The merge()
function only takes two arguments to merge. Since you have three matrices, you have to call Reduce()
to cumulatively merge:
m1 <- matrix(c('tp53','apc','c1','c2'),2);
m2 <- matrix(c('tp53','col2a1','d1','d2'),2);
m3 <- matrix(c('tp53','wt1','e1','e2'),2);
m <- Reduce(function(x,y) merge(x,y,1,all=T),list(m1,m2,m3));
m;
## V1 V2.x V2.y V2
## 1 apc c2 <NA> <NA>
## 2 tp53 c1 d1 e1
## 3 col2a1 <NA> d2 <NA>
## 4 wt1 <NA> <NA> e2
It is not the design of merge()
to combine non-key columns, thus, as you can see, the c1/c2/d1/d2/e1/e2 values are still separated into separate (non-leftmost) columns in the merged object. You can solve this with another line of code (or you could combine the two lines into one, since m
is used only once on the RHS of this second line of code):
m <- as.data.frame(t(apply(m,1,function(x) na.omit(x)[1:length(x)])));
m;
## V1 V2 V3 V4
## 1 apc c2 <NA> <NA>
## 2 tp53 c1 d1 e1
## 3 col2a1 d2 <NA> <NA>
## 4 wt1 e2 <NA> <NA>
You may notice that the row order of m
does not follow the order in which key values occurred in the input matrices. I'm not sure exactly why this happened; it appears that merge()
can place unmatched rows (e.g. apc
) before matched rows (e.g. tp53
). A guaranteed row order is not part of the contract of merge()

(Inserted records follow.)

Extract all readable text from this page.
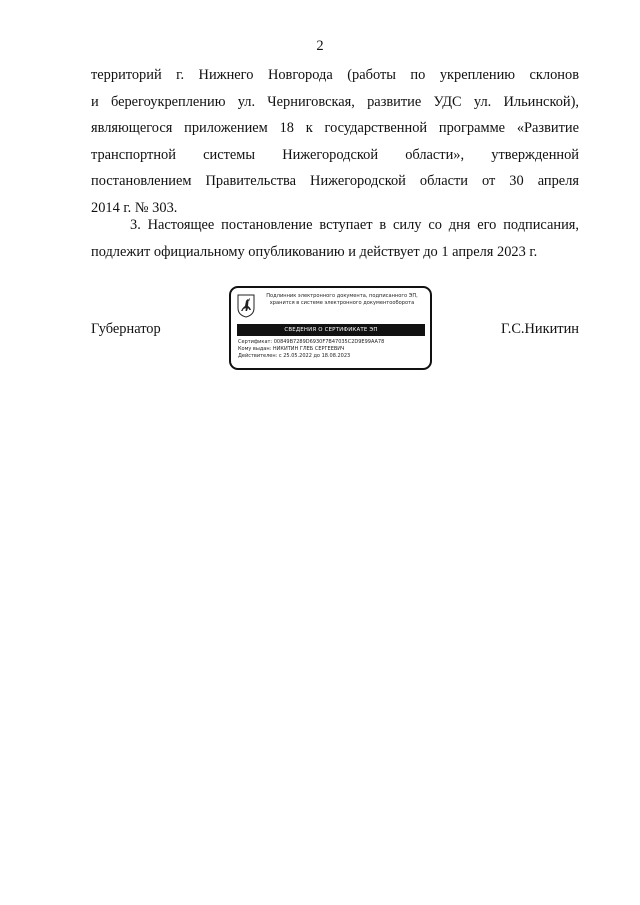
2
территорий г. Нижнего Новгорода (работы по укреплению склонов
и берегоукреплению ул. Черниговская, развитие УДС ул. Ильинской),
являющегося приложением 18 к государственной программе «Развитие
транспортной системы Нижегородской области», утвержденной
постановлением Правительства Нижегородской области от 30 апреля
2014 г. № 303.
3. Настоящее постановление вступает в силу со дня его подписания,
подлежит официальному опубликованию и действует до 1 апреля 2023 г.
Губернатор
Подлинник электронного документа, подписанного ЭП,
хранится в системе электронного документооборота
СВЕДЕНИЯ О СЕРТИФИКАТЕ ЭП
Сертификат: 00849B7289D6930F7B47035C2D9E99AA78
Кому выдан: НИКИТИН ГЛЕБ СЕРГЕЕВИЧ
Действителен: с 25.05.2022 до 18.08.2023
Г.С.Никитин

. In any case, you can fix this with the following (row names can be fixed up afterward as well, if necessary, via row.names()
/rownames()
/dimnames()
):
m[match(m[,1],unique(c(m1[,1],m2[,1],m3[,1]))),];
## V1 V2 V3 V4
## 2 tp53 c1 d1 e1
## 1 apc c2 <NA> <NA>
## 3 col2a1 d2 <NA> <NA>
## 4 wt1 e2 <NA> <NA>
Notes:
- I haven't bothered messing with column names anywhere, since you haven't specified column names in your question. If necessary, you can set column names after-the-fact using a call to
names()
/setNames()
/colnames()
/dimnames()
.
- Funnily enough, although
merge()
accepts matrix inputs, it always spits out a data.frame, and although apply()
accepts data.frame inputs, it always spits out a matrix. I've added a final call to as.data.frame()
in the second line of code because you've specified you want a data.frame as the output, but you can remove that call to get a matrix as the final result.